Page 174 of Shadowblood Souls: The Complete Series
Six
Riva
T he limo grinds to a halt outside the grand facade of a towering hotel, which is lit up against the night. I gaze up at the looming stone face through the vehicle’s back window.
I’ve always been aware that I’m on the petite side, but on this rare occasion, I feel particularly small.
Which might be silly, because my slim body is wrapped in a dress with so many ripples of satin I might as well have expanded by half. The dainty heels I found waiting on my bed alongside it will give me a couple of extra inches in height as well.
An ostentatious necklace dripping with gems encircles my neck. It only makes me miss my cat-and-yarn charm more.
On the seat across from me, Sully gives the hotel an anxious glance of his own and tugs at the bowtie of his tux. He looks like he’s ready to puke.
Jacob reaches over from his spot at my side and folds his firm hand around mine. With his blond hair perfectly slicked back and his muscular frame filling out a tuxedo of his own, he’d set my heart racing for much more enjoyable reasons if I wasn’t focused on the brutal purpose of our visit.
When I look over at him, he catches my gaze and holds it with his usual unshakable intensity. “You’ve got this, Wildcat. We’ll watch for any problems and make sure they’re taken care of before you even have to think about them. And if anyone hassles you, they’ll regret it.”
He flashes a grin that’s tense but determined. I’ve seen what happens to people who try to hurt me in Jake’s presence.
One time it ended with a heap of severed hands poured onto my bed.
I squeeze his fingers in return, mindful of the manacles still hugging our wrists—under the sleeves of the guys’ tuxes, under the satin gloves I’m wearing. But I don’t think I’m going to say anything our captor doesn’t already know, if he’s listening.
My voice comes out in a murmur. “I don’t want to do this.”
Jacob lifts his other hand to my cheek, his gaze searing into mine. “I know. We keep having to pick between a whole lot of shitty options. But I’m with you, no matter what.”
I don’t doubt that—it’s hard to imagine now that there was a time when his declaration of loyalty would have made me snort in disbelief. We’ve picked our way out of a lot of the shit we were already mired in.
It would be nice if for once we could clamber out into something other than an even bigger heap of crap.
A solid partition separates us from the driver, but his voice filters through a speaker. “You should proceed inside now.”
Yes, we wouldn’t want to make Balthazar impatient.
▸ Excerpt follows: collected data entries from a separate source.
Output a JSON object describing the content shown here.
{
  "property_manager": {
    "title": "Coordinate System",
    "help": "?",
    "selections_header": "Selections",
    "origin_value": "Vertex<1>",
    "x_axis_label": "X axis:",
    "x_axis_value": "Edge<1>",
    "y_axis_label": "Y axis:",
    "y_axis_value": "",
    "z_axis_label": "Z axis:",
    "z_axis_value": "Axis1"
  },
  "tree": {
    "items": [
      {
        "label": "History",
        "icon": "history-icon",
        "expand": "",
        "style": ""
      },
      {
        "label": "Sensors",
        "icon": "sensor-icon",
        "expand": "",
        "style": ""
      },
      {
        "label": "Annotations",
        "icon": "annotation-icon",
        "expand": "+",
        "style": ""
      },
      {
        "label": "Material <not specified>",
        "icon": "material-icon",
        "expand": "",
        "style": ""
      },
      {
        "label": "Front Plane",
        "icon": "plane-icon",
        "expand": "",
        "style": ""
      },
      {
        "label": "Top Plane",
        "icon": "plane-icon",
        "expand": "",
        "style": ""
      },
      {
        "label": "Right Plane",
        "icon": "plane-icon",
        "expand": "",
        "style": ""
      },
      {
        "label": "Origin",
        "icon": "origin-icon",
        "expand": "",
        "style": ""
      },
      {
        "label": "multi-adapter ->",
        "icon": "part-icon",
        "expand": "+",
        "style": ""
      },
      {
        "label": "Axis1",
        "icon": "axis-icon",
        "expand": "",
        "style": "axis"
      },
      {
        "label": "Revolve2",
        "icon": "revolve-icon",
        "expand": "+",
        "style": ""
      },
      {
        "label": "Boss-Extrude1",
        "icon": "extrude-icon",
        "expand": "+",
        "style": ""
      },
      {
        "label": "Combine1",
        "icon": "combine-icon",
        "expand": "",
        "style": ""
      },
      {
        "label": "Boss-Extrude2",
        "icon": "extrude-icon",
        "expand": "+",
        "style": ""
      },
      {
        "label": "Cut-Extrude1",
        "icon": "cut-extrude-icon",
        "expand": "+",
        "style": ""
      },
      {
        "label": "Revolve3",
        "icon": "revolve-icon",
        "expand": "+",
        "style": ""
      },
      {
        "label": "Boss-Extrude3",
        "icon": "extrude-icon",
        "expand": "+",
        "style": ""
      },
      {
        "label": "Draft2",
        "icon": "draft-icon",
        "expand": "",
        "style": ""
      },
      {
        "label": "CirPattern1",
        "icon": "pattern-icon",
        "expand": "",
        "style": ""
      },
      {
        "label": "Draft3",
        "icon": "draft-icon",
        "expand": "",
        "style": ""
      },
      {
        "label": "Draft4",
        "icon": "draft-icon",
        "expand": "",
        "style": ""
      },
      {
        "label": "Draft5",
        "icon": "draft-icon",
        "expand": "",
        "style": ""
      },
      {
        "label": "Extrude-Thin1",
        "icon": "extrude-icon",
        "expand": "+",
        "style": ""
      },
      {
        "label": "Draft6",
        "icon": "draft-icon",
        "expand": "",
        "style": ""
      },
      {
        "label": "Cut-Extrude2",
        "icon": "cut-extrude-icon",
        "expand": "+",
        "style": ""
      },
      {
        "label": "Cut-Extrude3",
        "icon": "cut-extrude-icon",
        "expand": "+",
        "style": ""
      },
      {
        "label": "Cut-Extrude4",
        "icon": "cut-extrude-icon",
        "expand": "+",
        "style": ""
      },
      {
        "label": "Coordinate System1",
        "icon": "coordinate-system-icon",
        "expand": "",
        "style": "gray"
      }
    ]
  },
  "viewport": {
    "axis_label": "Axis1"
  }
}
I grit my teeth and push open the door.
I don’t know who our captor is in the wider world or how he might be associated with any of the people heading into the hotel around us, but no one questions us as we march up the steps and through the opulent lobby to the ballroom where a gala is being held.
He’s arranged for our acceptance here somehow.
Stepping into the vast room under a dozen twinkling chandeliers, I have to pause to catch my breath. There are people everywhere , all of them dressed as fancily as us, most of them at least twenty years our seniors.
It’s a far cry from the elegant party Andreas set up for me back on Rollick’s yacht, partly in apology for distrusting me before. Only five of us and two of Rollick’s shadowkind allies attended that gathering, in a room that seems tiny in my memory compared to this one.
My gaze darts over the faces around us, both taking stock and searching for one in particular.
The one Balthazar has sent me here to murder.
The thought makes my claws prick at my fingertips. I hold them in and drift deeper into the ballroom with Jacob and Sully trailing behind me.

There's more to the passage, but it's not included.